There are only 10 short chapters in the book plus an appendix that includes many useful tables and scales as well as 4 removable and plasticized strategy, checklist, and "guided exploration" pull-out cards. The chapters contain many useful tables and figures summarizing data, and the work is well-referenced. Many internationally renowned cognitive therapists are cited (eg, D. Turkington and D. Kingdon). Chapter 1 reviews treatment approaches for psychosis; chapter 2 addresses moving beyond a biological model. The third chapter reviews evidence supporting the use of CBT for psychoses, and chapter 4 looks at general aspects of treatment. The fifth chapter deals with CBT strategies for chronic auditory hallucinations, and the sixth does the same for chronic delusions. Chapter 7 discusses why psychopharmacology may not be enough, while the eighth chapter focuses on CBT for psychosis and medication adherence. Chapter 9 addresses CBT strategies for specific patient needs (eg, first-episode patients, dual-diagnosis patients, group therapy), and the tenth, and final, chapter presents 3 short but useful case examples. Interestingly, virtually every paragraph is accompanied by a bold-print marginal comment or two (which come in handy when looking for reference points or summary guides). This plethora of highly useful scales and tables is unusually complete and practical.

I took issue with only one stance in the book. The authors suggest that it is best for the CBT therapist not to share "confidential information about medication non-adherence with the prescribing clinician," following the principle that "whatever happens in the adherence assessment should not compromise the therapeutic alliance" (p 73, Table 22). I hope that the authors mean that it may be better to keep the non-adherence confidential so long as it does not appear unsafe (for the patient as well as others—the "duty to warn" as decided in the Tarasoff case).

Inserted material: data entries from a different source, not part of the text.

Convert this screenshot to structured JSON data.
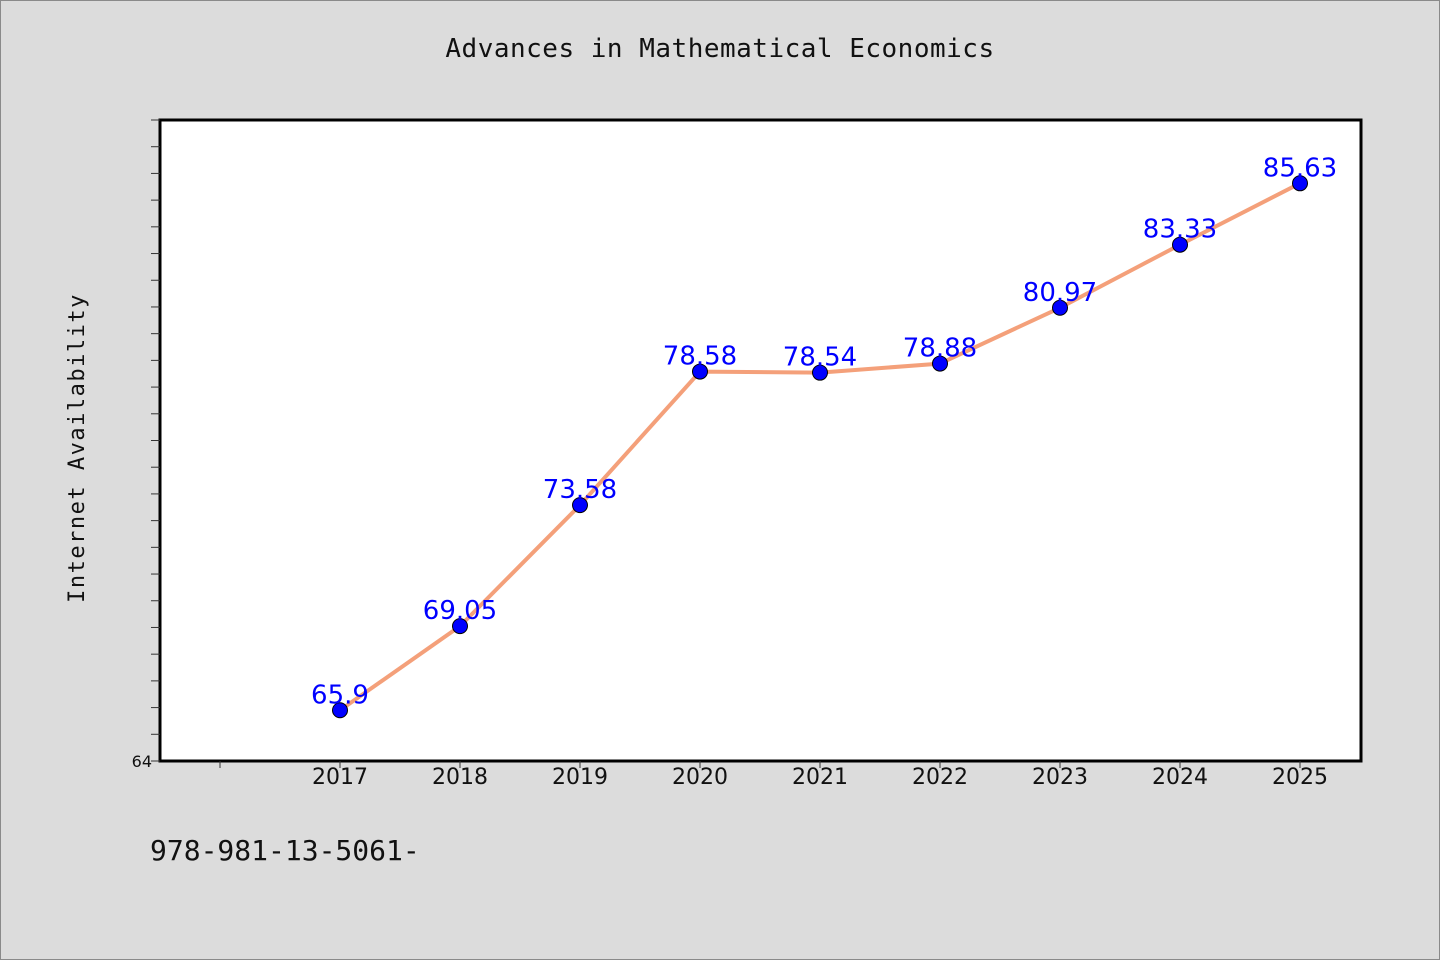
{
  "page": {
    "title": "Advances in Mathematical Economics",
    "footer_text": "978-981-13-5061-"
  },
  "chart_data": {
    "type": "line",
    "title": "Advances in Mathematical Economics",
    "xlabel": "",
    "ylabel": "Internet Availability",
    "categories": [
      "2017",
      "2018",
      "2019",
      "2020",
      "2021",
      "2022",
      "2023",
      "2024",
      "2025"
    ],
    "series": [
      {
        "values": [
          65.9,
          69.05,
          73.58,
          78.58,
          78.54,
          78.88,
          80.97,
          83.33,
          85.63
        ],
        "labels": [
          "65.9",
          "69.05",
          "73.58",
          "78.58",
          "78.54",
          "78.88",
          "80.97",
          "83.33",
          "85.63"
        ],
        "line_color": "#f4a07a",
        "marker_color": "#0000ff",
        "label_color": "#0000ff"
      }
    ],
    "ylim": [
      64,
      88
    ],
    "y_tick_labels": [
      "64"
    ],
    "y_minor_tick_step": 1,
    "grid": false,
    "legend": "none",
    "plot_background": "#ffffff",
    "page_background": "#dcdcdc"
  }
}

Despite that, a few pages later, regarding treating first-episode schizophrenia, they note that "non-adherence to medication regimens is a greater obstacle to the successful treatment of first-episode schizophrenia than any limitations in efficacy of the newer medications." As someone more likely to be a prescriber than a therapist (in a split-treatment scenario), it is my belief that split treatment is a team effort and the more each treater knows about what the other is doing and what is going on with the patient, the better. I am often surprised by how frequently, in such dual situations, the treaters do not even know each other, let alone frequently compare notes. A patient’s medication non-adherence should be shared, and the patient should know that this information will be shared (lest the "therapeutic alliance" be preserved at the cost of the patient’s life). Furthermore, a failure to have communicated non-compliance with medications, should a suicide occur, is likely to be viewed by juries as below an acceptable medical standard.

Howard S. Sudak, MD

[email protected]

Author affiliation: Department of Psychiatry, University of Pennsylvania School of Medicine, Philadelphia.

Potential conflicts of interest: None reported.